I have been temporarily moved to an office since returning to work, but the move has been interrupted several times by requests to vacate the temporary space for painting and installation of a new carpet.  I get it.  It’s not my office.  It’s just such a hassle to keep moving all my things all the time.  Plus, I have a nanny at home watching the kids and I invariably forget to tell her which number to use in case of an emergency because I don’t always know where I’ll be during the day.  She can call me on my cell phone as long as I’m not in some inner sanctum of the building.

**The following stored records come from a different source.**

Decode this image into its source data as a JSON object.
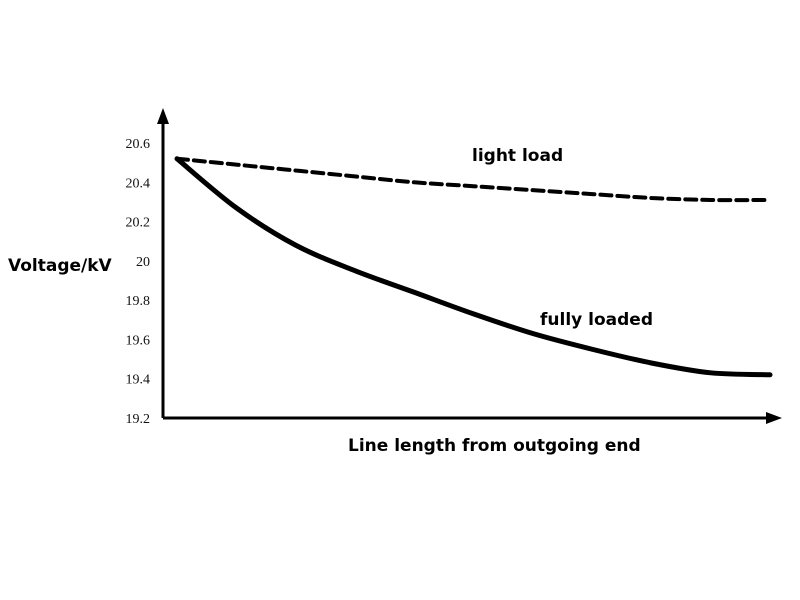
{
  "chart_data": {
    "type": "line",
    "title": "",
    "xlabel": "Line length from outgoing end",
    "ylabel": "Voltage/kV",
    "ylim": [
      19.2,
      20.6
    ],
    "yticks": [
      "19.2",
      "19.4",
      "19.6",
      "19.8",
      "20",
      "20.2",
      "20.4",
      "20.6"
    ],
    "grid": false,
    "x": [
      0,
      0.1,
      0.2,
      0.3,
      0.4,
      0.5,
      0.6,
      0.7,
      0.8,
      0.9,
      1.0
    ],
    "series": [
      {
        "name": "light load",
        "style": "dashed",
        "color": "#000000",
        "values": [
          20.52,
          20.49,
          20.46,
          20.43,
          20.4,
          20.38,
          20.36,
          20.34,
          20.32,
          20.31,
          20.31
        ]
      },
      {
        "name": "fully loaded",
        "style": "solid",
        "color": "#000000",
        "values": [
          20.52,
          20.27,
          20.08,
          19.95,
          19.84,
          19.73,
          19.63,
          19.55,
          19.48,
          19.43,
          19.42
        ]
      }
    ]
  }
}
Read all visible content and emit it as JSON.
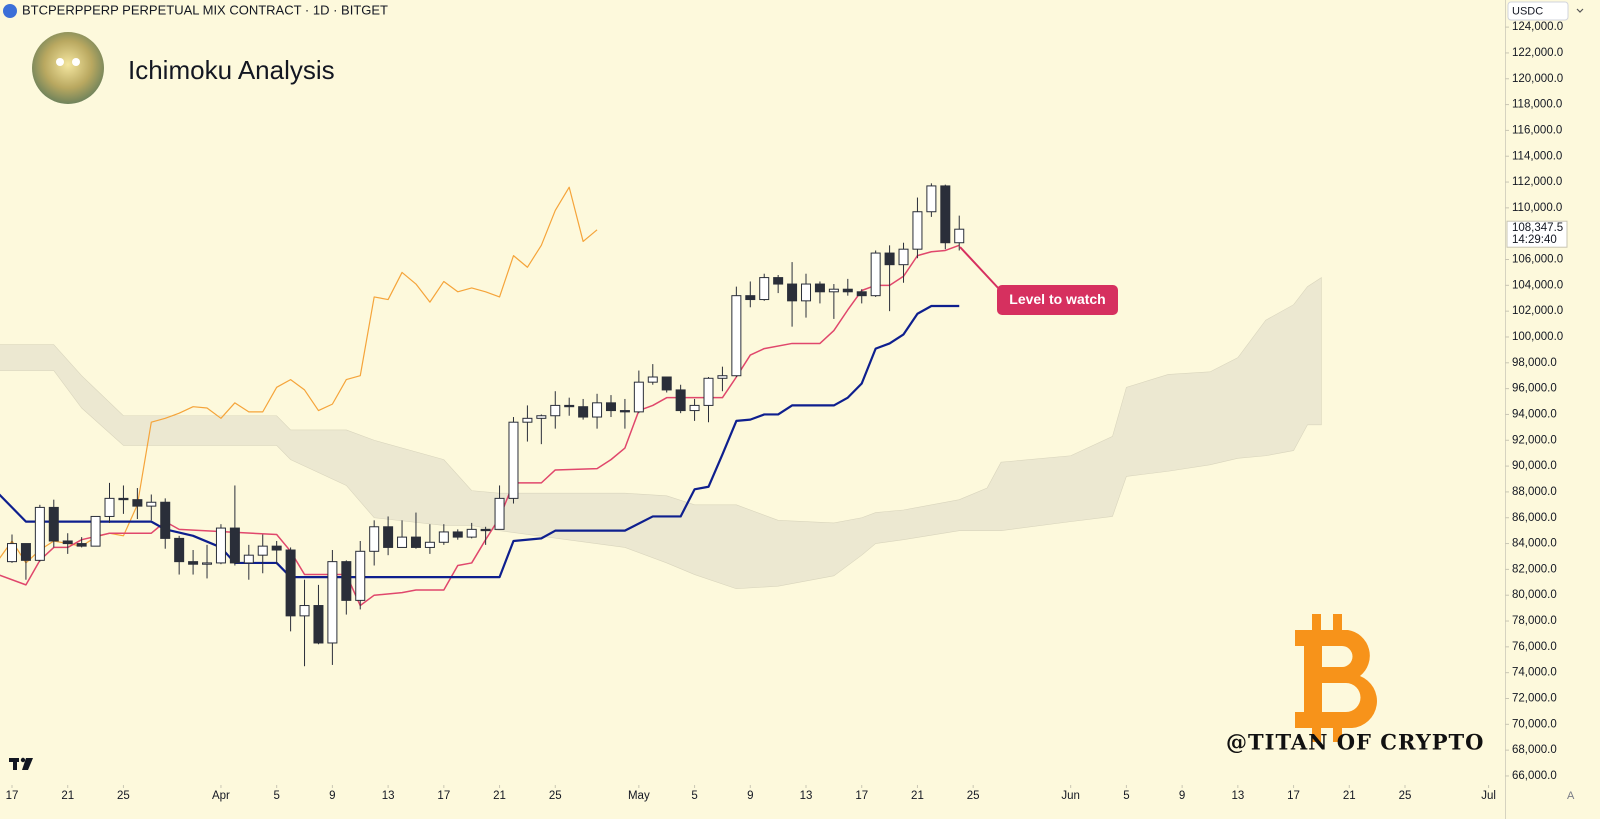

Yesterday, I was told that I would have to move out of the current office, but there is no consensus yet on where I am to go.  Not that I had really moved in, but – yeah – I did set up the laptop and bring some papers I need to read in. 

So, I was a bit annoyed at the news.  (Yes, there are more important things in the world, I know.  Still, I would just like to know where I’m going to hang my hat if I’m going to be here for awhile (which is also still questionable)).  The AO referred to me as the “Little Lost Soul Without a Desk.” 

The office she keeps trying to put me in is waaaay down several dark hallways, fairly far away from the rest of my team.  In addition, I’d share it with a man who seems nice, but our exchanges have been slightly awkward.  Plus, he had taken over the whole office during his time alone there (which I can understand).  I can’t quite figure out if the AO wants to stick me there because it’s the only room she has readily available or if she wants me there because she doesn’t like me.

Anyway, I arrived late to work today because I had to volunteer at my daughter’s preschool as a teacher.  I packed a lunch at home to save money and also to reassure the girls that I’d be home soon, just after nap time.  When I opened my lunch bag, out flew a fruit fly, which I am pretty sure I picked up at home since I noticed some of them flying around our compost bin recently.

‘Uh-oh,’ I thought.  ‘I’ve brought this little bugger in with me.  There’s going to be an infestation in this office.’

Then, I paused and thought, ‘Huh.  Well, I guess that’s one way to express my unhappiness with the situation.  I kind of feel bad for the person who will be taking this office on the one hand, but on the other, I don’t.’

Small and petty of me, I know.  But, really, it’s only one fruit fly.  And, they can’t reproduce without another one around, can they?  Besides, the damn thing is flying around my head and bothering me at the moment.  So, maybe it’s just one more instance of “life passing by,” as my mother always says.